Mr. Evans, you may know more about this attempted chicanery after the trade that sent you away from the Ghost Ballers. Since you were dealt for Larry Hughes, who isn’t even playing for the Ballers, it may have simply been roster manipulation to get Joe Smith. We are looking into the details, and if something is amiss, they’ll face a series of disciplinary measures, including forfeiting their headbands, limited Bengay supplies or even the worst punishment of all: adding Steve Francis to their roster.

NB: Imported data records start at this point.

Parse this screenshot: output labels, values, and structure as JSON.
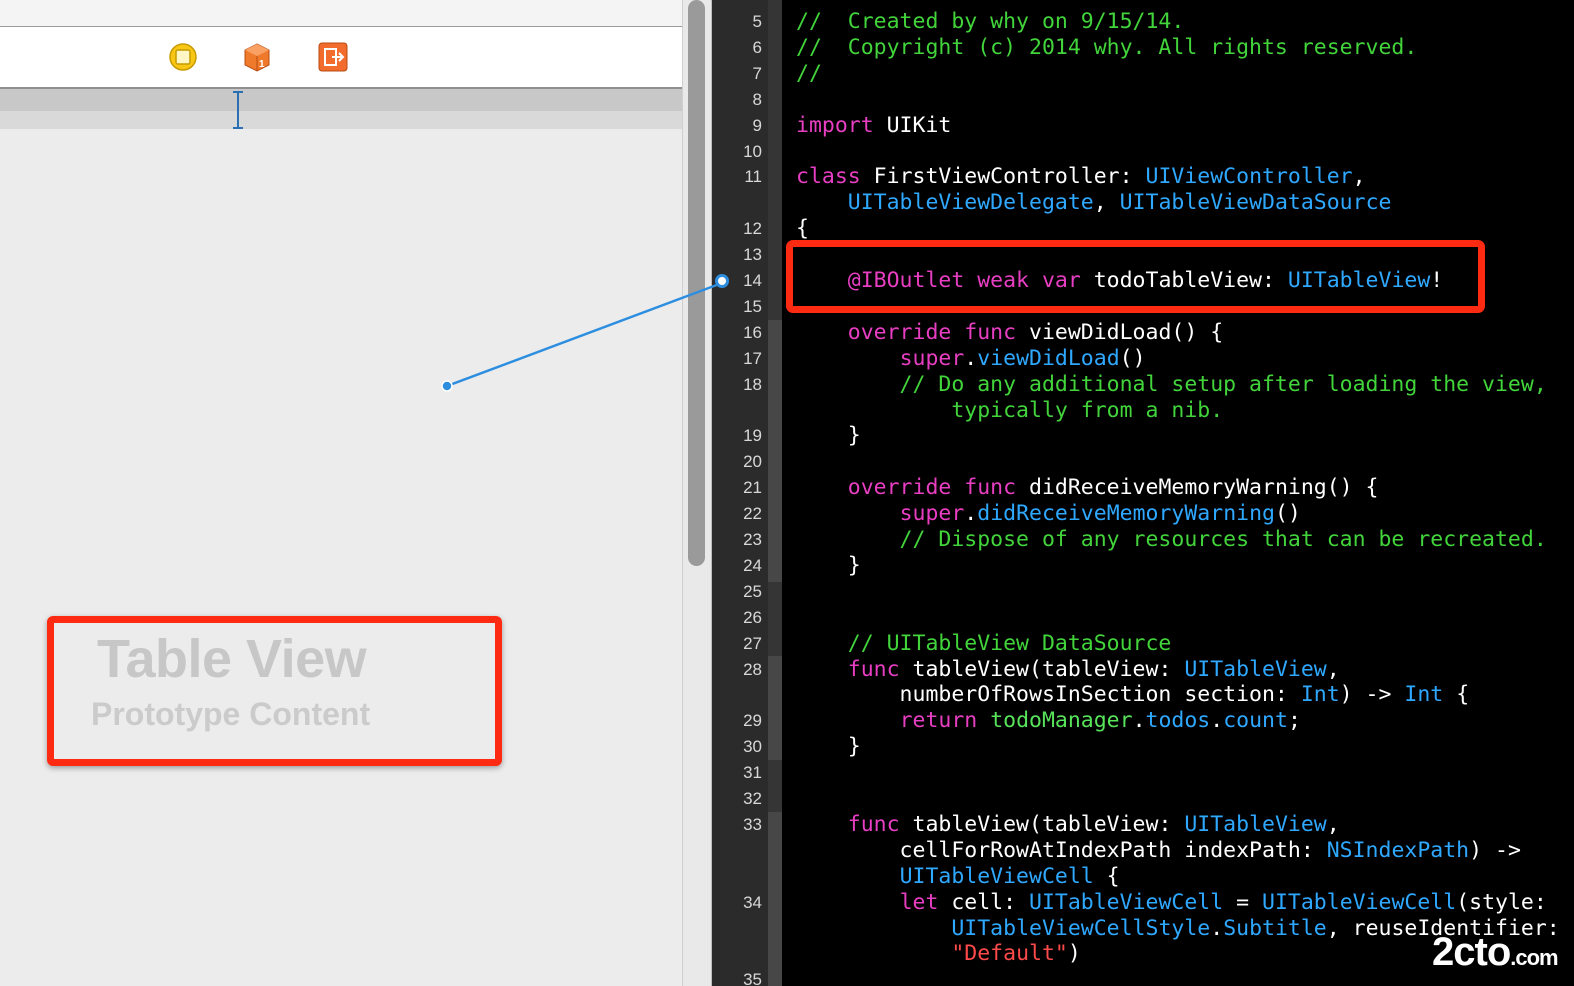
{
  "interface_builder": {
    "dock_icons": [
      "view-controller-icon",
      "first-responder-icon",
      "exit-icon"
    ],
    "table_view": {
      "title": "Table View",
      "subtitle": "Prototype Content"
    }
  },
  "colors": {
    "highlight_red": "#ff2a12",
    "keyword": "#e83ec2",
    "type": "#2fa8ff",
    "comment": "#42d43b",
    "connection": "#2d8ee0"
  },
  "editor": {
    "lines": [
      {
        "num": "5",
        "tokens": [
          {
            "t": "//  Created by why on 9/15/14.",
            "c": "com"
          }
        ]
      },
      {
        "num": "6",
        "tokens": [
          {
            "t": "//  Copyright (c) 2014 why. All rights reserved.",
            "c": "com"
          }
        ]
      },
      {
        "num": "7",
        "tokens": [
          {
            "t": "//",
            "c": "com"
          }
        ]
      },
      {
        "num": "8",
        "tokens": []
      },
      {
        "num": "9",
        "tokens": [
          {
            "t": "import",
            "c": "kw"
          },
          {
            "t": " UIKit",
            "c": "plain"
          }
        ]
      },
      {
        "num": "10",
        "tokens": []
      },
      {
        "num": "11",
        "tokens": [
          {
            "t": "class",
            "c": "kw"
          },
          {
            "t": " FirstViewController: ",
            "c": "plain"
          },
          {
            "t": "UIViewController",
            "c": "type"
          },
          {
            "t": ",",
            "c": "plain"
          }
        ]
      },
      {
        "num": "",
        "tokens": [
          {
            "t": "    ",
            "c": "plain"
          },
          {
            "t": "UITableViewDelegate",
            "c": "type"
          },
          {
            "t": ", ",
            "c": "plain"
          },
          {
            "t": "UITableViewDataSource",
            "c": "type"
          }
        ]
      },
      {
        "num": "12",
        "tokens": [
          {
            "t": "{",
            "c": "plain"
          }
        ]
      },
      {
        "num": "13",
        "tokens": []
      },
      {
        "num": "14",
        "tokens": [
          {
            "t": "    ",
            "c": "plain"
          },
          {
            "t": "@IBOutlet weak var",
            "c": "kw"
          },
          {
            "t": " todoTableView: ",
            "c": "plain"
          },
          {
            "t": "UITableView",
            "c": "type"
          },
          {
            "t": "!",
            "c": "plain"
          }
        ]
      },
      {
        "num": "15",
        "tokens": []
      },
      {
        "num": "16",
        "tokens": [
          {
            "t": "    ",
            "c": "plain"
          },
          {
            "t": "override func",
            "c": "kw"
          },
          {
            "t": " viewDidLoad() {",
            "c": "plain"
          }
        ]
      },
      {
        "num": "17",
        "tokens": [
          {
            "t": "        ",
            "c": "plain"
          },
          {
            "t": "super",
            "c": "kw"
          },
          {
            "t": ".",
            "c": "plain"
          },
          {
            "t": "viewDidLoad",
            "c": "type"
          },
          {
            "t": "()",
            "c": "plain"
          }
        ]
      },
      {
        "num": "18",
        "tokens": [
          {
            "t": "        // Do any additional setup after loading the view,",
            "c": "com"
          }
        ]
      },
      {
        "num": "",
        "tokens": [
          {
            "t": "            typically from a nib.",
            "c": "com"
          }
        ]
      },
      {
        "num": "19",
        "tokens": [
          {
            "t": "    }",
            "c": "plain"
          }
        ]
      },
      {
        "num": "20",
        "tokens": []
      },
      {
        "num": "21",
        "tokens": [
          {
            "t": "    ",
            "c": "plain"
          },
          {
            "t": "override func",
            "c": "kw"
          },
          {
            "t": " didReceiveMemoryWarning() {",
            "c": "plain"
          }
        ]
      },
      {
        "num": "22",
        "tokens": [
          {
            "t": "        ",
            "c": "plain"
          },
          {
            "t": "super",
            "c": "kw"
          },
          {
            "t": ".",
            "c": "plain"
          },
          {
            "t": "didReceiveMemoryWarning",
            "c": "type"
          },
          {
            "t": "()",
            "c": "plain"
          }
        ]
      },
      {
        "num": "23",
        "tokens": [
          {
            "t": "        // Dispose of any resources that can be recreated.",
            "c": "com"
          }
        ]
      },
      {
        "num": "24",
        "tokens": [
          {
            "t": "    }",
            "c": "plain"
          }
        ]
      },
      {
        "num": "25",
        "tokens": []
      },
      {
        "num": "26",
        "tokens": []
      },
      {
        "num": "27",
        "tokens": [
          {
            "t": "    // UITableView DataSource",
            "c": "com"
          }
        ]
      },
      {
        "num": "28",
        "tokens": [
          {
            "t": "    ",
            "c": "plain"
          },
          {
            "t": "func",
            "c": "kw"
          },
          {
            "t": " tableView(tableView: ",
            "c": "plain"
          },
          {
            "t": "UITableView",
            "c": "type"
          },
          {
            "t": ",",
            "c": "plain"
          }
        ]
      },
      {
        "num": "",
        "tokens": [
          {
            "t": "        numberOfRowsInSection section: ",
            "c": "plain"
          },
          {
            "t": "Int",
            "c": "type"
          },
          {
            "t": ") -> ",
            "c": "plain"
          },
          {
            "t": "Int",
            "c": "type"
          },
          {
            "t": " {",
            "c": "plain"
          }
        ]
      },
      {
        "num": "29",
        "tokens": [
          {
            "t": "        ",
            "c": "plain"
          },
          {
            "t": "return",
            "c": "kw"
          },
          {
            "t": " ",
            "c": "plain"
          },
          {
            "t": "todoManager",
            "c": "green"
          },
          {
            "t": ".",
            "c": "plain"
          },
          {
            "t": "todos",
            "c": "type"
          },
          {
            "t": ".",
            "c": "plain"
          },
          {
            "t": "count",
            "c": "type"
          },
          {
            "t": ";",
            "c": "plain"
          }
        ]
      },
      {
        "num": "30",
        "tokens": [
          {
            "t": "    }",
            "c": "plain"
          }
        ]
      },
      {
        "num": "31",
        "tokens": []
      },
      {
        "num": "32",
        "tokens": []
      },
      {
        "num": "33",
        "tokens": [
          {
            "t": "    ",
            "c": "plain"
          },
          {
            "t": "func",
            "c": "kw"
          },
          {
            "t": " tableView(tableView: ",
            "c": "plain"
          },
          {
            "t": "UITableView",
            "c": "type"
          },
          {
            "t": ",",
            "c": "plain"
          }
        ]
      },
      {
        "num": "",
        "tokens": [
          {
            "t": "        cellForRowAtIndexPath indexPath: ",
            "c": "plain"
          },
          {
            "t": "NSIndexPath",
            "c": "type"
          },
          {
            "t": ") ->",
            "c": "plain"
          }
        ]
      },
      {
        "num": "",
        "tokens": [
          {
            "t": "        ",
            "c": "plain"
          },
          {
            "t": "UITableViewCell",
            "c": "type"
          },
          {
            "t": " {",
            "c": "plain"
          }
        ]
      },
      {
        "num": "34",
        "tokens": [
          {
            "t": "        ",
            "c": "plain"
          },
          {
            "t": "let",
            "c": "kw"
          },
          {
            "t": " cell: ",
            "c": "plain"
          },
          {
            "t": "UITableViewCell",
            "c": "type"
          },
          {
            "t": " = ",
            "c": "plain"
          },
          {
            "t": "UITableViewCell",
            "c": "type"
          },
          {
            "t": "(style:",
            "c": "plain"
          }
        ]
      },
      {
        "num": "",
        "tokens": [
          {
            "t": "            ",
            "c": "plain"
          },
          {
            "t": "UITableViewCellStyle",
            "c": "type"
          },
          {
            "t": ".",
            "c": "plain"
          },
          {
            "t": "Subtitle",
            "c": "type"
          },
          {
            "t": ", reuseIdentifier:",
            "c": "plain"
          }
        ]
      },
      {
        "num": "",
        "tokens": [
          {
            "t": "            ",
            "c": "plain"
          },
          {
            "t": "\"Default\"",
            "c": "str"
          },
          {
            "t": ")",
            "c": "plain"
          }
        ]
      },
      {
        "num": "35",
        "tokens": []
      }
    ]
  },
  "watermark": {
    "text": "2cto",
    "suffix": ".com"
  }
}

Transactionally yours, BIG3 Hotline

DMX vs. Halftime

Dear Mr. X,

It was extremely difficult to understand what your message said due to your deep, raspy voice and constant shouting of “WHAT?” However, we are pretty sure that you wanted to “open up shop” with a BIG3 of music. And that is a wonderful idea!

Your halftime performance this weekend was inspiring and made us wonder. If America can rally around a league of guys who peaked 15 years ago, why can’t the music world do the same? One problem is that groups are hard to keep together, but that’s why there would be a draft. Think of it: Master P links up with Grandmaster Flash. Mark Morrison joins the Ruff Ryders — you guys already share a defense attorney! And if Better Than Ezra merged with Marcy Playground, they’d have a whopping two hit songs to play.

Let’s make the halftime show at the BIG3 final something to remember. We can call it “Ballapalooza.” Give us a call and we will set it up! Actually, on second thought, just text us.